1963 Şemdinan
Kürdistan Bölgesel Yönetimi Dış İlişkiler Sorumlusu Hemin Havrami ve Kürd Hükümeti’nin Ankara Temsilcisi Ömer Mirani, 2 Şubat 2012 günü, Çarçıra Kitabevi’nde, bana bir fotoğraf albümü armağan ettiler. Albümün üzerinde, “Ocak-Mayıs 1963” yazıyordu. Mayıs 1963 e ilişkin fotoğraflar…(Kurdistan Iraq, The September Revolution, Photographs by François-Xavier Lovat, January-May 1963 )
Eylül devrimini ikinci yılı. Bu albümün bende uyandırdığı düşünceleri, duyguları belirtmek istiyorum.
1962-1964 yılları arasında askerlik yaptım. Yedek Subay olarak. Tuzla Yedek Subay Piyade Okulu’ndaki 6 aylık eğitimden sonra, asteğmen olarak Bitlis’de, 34. Piyade Alayı’na tayin edildim. 1963 Mart’ında Bitlis’deydim.1964 yılı Ekim ayı sonunda terhis oldum. Askerlik süresi normal 24 aydı. 1964 yılı Sonbaharında meyanda gelen Kıbrıs krizinden dolayı bir ay geç terhis oldum..
1963 yılı, Mayıs, Haziran, Temmuz, Ağustos, Eylül aylarında, Başkale Yüksekova, Şemdinli taraflarındaydım.
11 Eylül 1961 de, Irak’ta, Kürd bölgelerinde hükümete karşı Kürd direnişi başlamıştı. Direnişin lideri Mele Mustafa Barzani’ydi. O dönemde, Mele Mustafa Barzani ve Kürdler, Türk hükümeti ve Türk basını tarafından, haydut, sergerde, eşkıya, hain gibi sıfatlarla anılırlardı. Örneğin, “Molla Mustafa sergerdesi” “Molla Mustafa Barzani haydudu” denirdi. Birlikler içinde, köylerde, Barzani’nin büyükçe, 10x15 ebadında bir fotoğrafı da dağıtılmıştı. Fotoğrafın altında “aranıyor”, yakalayana şu kadar para ödülü verilecek” şeklinde bir yazı da vardı. Bu fotoğrafın bazı köylerde de dağıtıldığı kanısındayım.

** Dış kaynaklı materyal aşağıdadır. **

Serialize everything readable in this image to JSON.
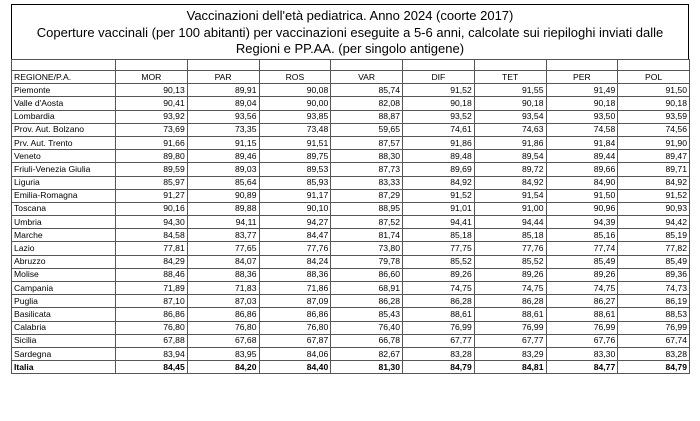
{
  "title": "Vaccinazioni dell'età pediatrica. Anno 2024 (coorte 2017)",
  "subtitle": "Coperture vaccinali (per 100 abitanti) per vaccinazioni eseguite a  5-6 anni, calcolate sui riepiloghi inviati dalle Regioni e PP.AA. (per singolo antigene)",
  "columns": [
    "REGIONE/P.A.",
    "MOR",
    "PAR",
    "ROS",
    "VAR",
    "DIF",
    "TET",
    "PER",
    "POL"
  ],
  "rows": [
    {
      "region": "Piemonte",
      "values": [
        "90,13",
        "89,91",
        "90,08",
        "85,74",
        "91,52",
        "91,55",
        "91,49",
        "91,50"
      ]
    },
    {
      "region": "Valle d'Aosta",
      "values": [
        "90,41",
        "89,04",
        "90,00",
        "82,08",
        "90,18",
        "90,18",
        "90,18",
        "90,18"
      ]
    },
    {
      "region": "Lombardia",
      "values": [
        "93,92",
        "93,56",
        "93,85",
        "88,87",
        "93,52",
        "93,54",
        "93,50",
        "93,59"
      ]
    },
    {
      "region": "Prov. Aut. Bolzano",
      "values": [
        "73,69",
        "73,35",
        "73,48",
        "59,65",
        "74,61",
        "74,63",
        "74,58",
        "74,56"
      ]
    },
    {
      "region": "Prv. Aut. Trento",
      "values": [
        "91,66",
        "91,15",
        "91,51",
        "87,57",
        "91,86",
        "91,86",
        "91,84",
        "91,90"
      ]
    },
    {
      "region": "Veneto",
      "values": [
        "89,80",
        "89,46",
        "89,75",
        "88,30",
        "89,48",
        "89,54",
        "89,44",
        "89,47"
      ]
    },
    {
      "region": "Friuli-Venezia Giulia",
      "values": [
        "89,59",
        "89,03",
        "89,53",
        "87,73",
        "89,69",
        "89,72",
        "89,66",
        "89,71"
      ]
    },
    {
      "region": "Liguria",
      "values": [
        "85,97",
        "85,64",
        "85,93",
        "83,33",
        "84,92",
        "84,92",
        "84,90",
        "84,92"
      ]
    },
    {
      "region": "Emilia-Romagna",
      "values": [
        "91,27",
        "90,89",
        "91,17",
        "87,29",
        "91,52",
        "91,54",
        "91,50",
        "91,52"
      ]
    },
    {
      "region": "Toscana",
      "values": [
        "90,16",
        "89,88",
        "90,10",
        "88,95",
        "91,01",
        "91,00",
        "90,96",
        "90,93"
      ]
    },
    {
      "region": "Umbria",
      "values": [
        "94,30",
        "94,11",
        "94,27",
        "87,52",
        "94,41",
        "94,44",
        "94,39",
        "94,42"
      ]
    },
    {
      "region": "Marche",
      "values": [
        "84,58",
        "83,77",
        "84,47",
        "81,74",
        "85,18",
        "85,18",
        "85,16",
        "85,19"
      ]
    },
    {
      "region": "Lazio",
      "values": [
        "77,81",
        "77,65",
        "77,76",
        "73,80",
        "77,75",
        "77,76",
        "77,74",
        "77,82"
      ]
    },
    {
      "region": "Abruzzo",
      "values": [
        "84,29",
        "84,07",
        "84,24",
        "79,78",
        "85,52",
        "85,52",
        "85,49",
        "85,49"
      ]
    },
    {
      "region": "Molise",
      "values": [
        "88,46",
        "88,36",
        "88,36",
        "86,60",
        "89,26",
        "89,26",
        "89,26",
        "89,36"
      ]
    },
    {
      "region": "Campania",
      "values": [
        "71,89",
        "71,83",
        "71,86",
        "68,91",
        "74,75",
        "74,75",
        "74,75",
        "74,73"
      ]
    },
    {
      "region": "Puglia",
      "values": [
        "87,10",
        "87,03",
        "87,09",
        "86,28",
        "86,28",
        "86,28",
        "86,27",
        "86,19"
      ]
    },
    {
      "region": "Basilicata",
      "values": [
        "86,86",
        "86,86",
        "86,86",
        "85,43",
        "88,61",
        "88,61",
        "88,61",
        "88,53"
      ]
    },
    {
      "region": "Calabria",
      "values": [
        "76,80",
        "76,80",
        "76,80",
        "76,40",
        "76,99",
        "76,99",
        "76,99",
        "76,99"
      ]
    },
    {
      "region": "Sicilia",
      "values": [
        "67,88",
        "67,68",
        "67,87",
        "66,78",
        "67,77",
        "67,77",
        "67,76",
        "67,74"
      ]
    },
    {
      "region": "Sardegna",
      "values": [
        "83,94",
        "83,95",
        "84,06",
        "82,67",
        "83,28",
        "83,29",
        "83,30",
        "83,28"
      ]
    }
  ],
  "total": {
    "region": "Italia",
    "values": [
      "84,45",
      "84,20",
      "84,40",
      "81,30",
      "84,79",
      "84,81",
      "84,77",
      "84,79"
    ]
  }
}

“Molla” sözcüğüne Barzani’nin yaptığı iş gibi bir anlam yüklenirdi. “Molla ne olacak,” diye küçümsenirdi. Halbuki Mele, Mustafa Barzani’nin ilk adıydı. Kürdler, erkek çocuklarına, “Müdür”, “Vali”, “Hakim” “Savcı”, “Çavuş” gibi isimleri vermeyi çok seviyor.
Bu vesileyle, Barzani ailesi hakkında kısaca bilgi vermeyi gerekli görüyorum. Barzanlar da Kürd milli duyguları çok gelişkin. İslam anlayışı, ailedeki bu değerleri yok edememiş. Bunun çok önemli olduğu kanısındayım. Bu, Kürdlerde çok ender bir durum. İkinci olarak, Barzanlar, Ezidi Kürdlere ve Hristiyanlara karşı daha anlayışlı, daha insancıl. Üçüncü olarak, Barzaniler, aile yapısına, ailenin bütünlüğünü korumasına, ailede, dağılmanın engellenmesine çok önem veriyorlar.
Güney Kürdistan’daki bu direniş, Türk kükümetini çok rahatsız etti. Hükümet, sınırdaki mevcut askeri birlikleri takviye olarak, Bitlis, Muş, Bingöl, Erciş alaylarından tam donanımlı birer bölüğü, 1962 baharında, Başkale, Yüksekova üzerinden, Irak sınırına gönderdi. Bu birlikler, bahar ve yaz aylarında sınırda görev yaptılar. Bu görev 1963 bahar ve yaz aylarında da sürdürüldü. Ben 1963 de, Bitlis alayından gönderilen bölük içindeydim. O zaman 34. Piyade Alayı, Bitlis’de, Bitlis-Tatvan yolu üzerindeydi. Takviye birlikler, baharda gidiyor, sonbahar’da, tekrar esas birliklerine dönüyorlardı.
Şöyle söyleniyordu: “Barzani sergerdeleri, Irak’da hükümet güçleri ile çatışma halindeler. Irak ordusu onları kıstırabilir, sınıra doğru sürebilir. Onlar da can havliyle sınırı geçip Türk topraklarına iltica edebilirler. İşte bu geçişlere engel olmalıyız. Onları sınırda yakalayıp Irak hükümet güçlerine teslim etmeliyiz.”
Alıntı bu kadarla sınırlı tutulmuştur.